Web Style Guide

Web Forms and FERPA


SMC has three “official” ways to gather information via an online form. Each is appropriate for different reasons. But only two (MS Forms via Office 365 and Dynamic Forms) allow for the collection of Personally Identifiable Information (PII) securely and in compliance with FERPA and HIPPA. In the wrong hands or through accidental exposure, notwithstanding well intended staff’s intended use for the data collected in a nonsecure manner, students and college employees’ information can cause serious harm. Staff and the college can be liable for any harm caused.

Omni CMS

A solid and easy to use form builder. Use for simple information gathering. This content can be emailed directly to a recipient's email address. Omni CMS is not approved for PII collection exceeding name and either an email address or phone number.

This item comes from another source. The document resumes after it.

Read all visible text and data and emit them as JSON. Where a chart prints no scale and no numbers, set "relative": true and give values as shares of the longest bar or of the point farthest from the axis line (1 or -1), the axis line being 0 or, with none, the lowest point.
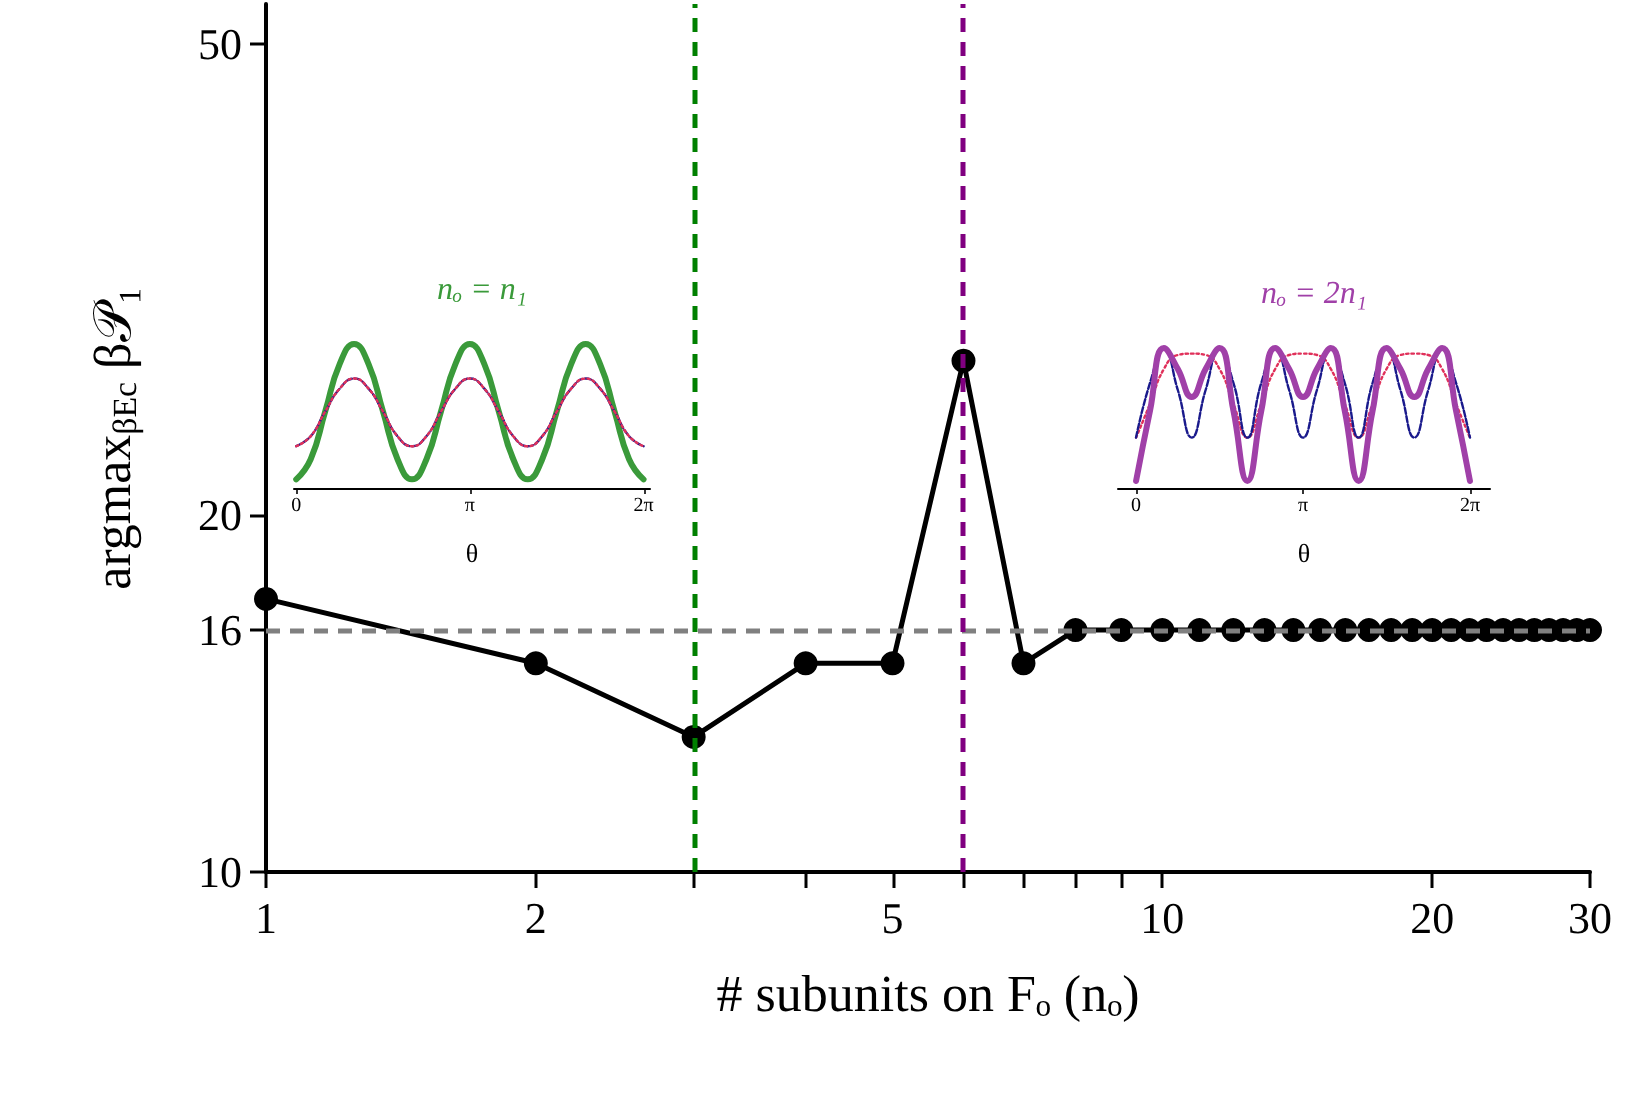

The following options are approved for the collection of Personally Identifiable Information (with limitations)

MS Forms via Office 365

Use for internal surveys and gathering information between SMC colleagues and students. By default, this is behind a password, and you need an SMC email address to access these forms. Asking for PII like Social Security Number and banking transactions is not appropriate, nor permitted.

Dynamic Forms

This is much more complex form builder that includes options like password protection, automatic input of saved information, and multiple pages, and the encryption of data. The big advantage for using Dynamic Forms is that it is secure for gathering personally identifiable information considered protected under FERPA or HIPPA. Use this option if you are gathering information from, or about, students when two or more of the following information is on your form:

  • Name/Email 
  • Student ID 
  • Address 
  • Birthday 
  • Phone Number
  • Any other personal identifying information.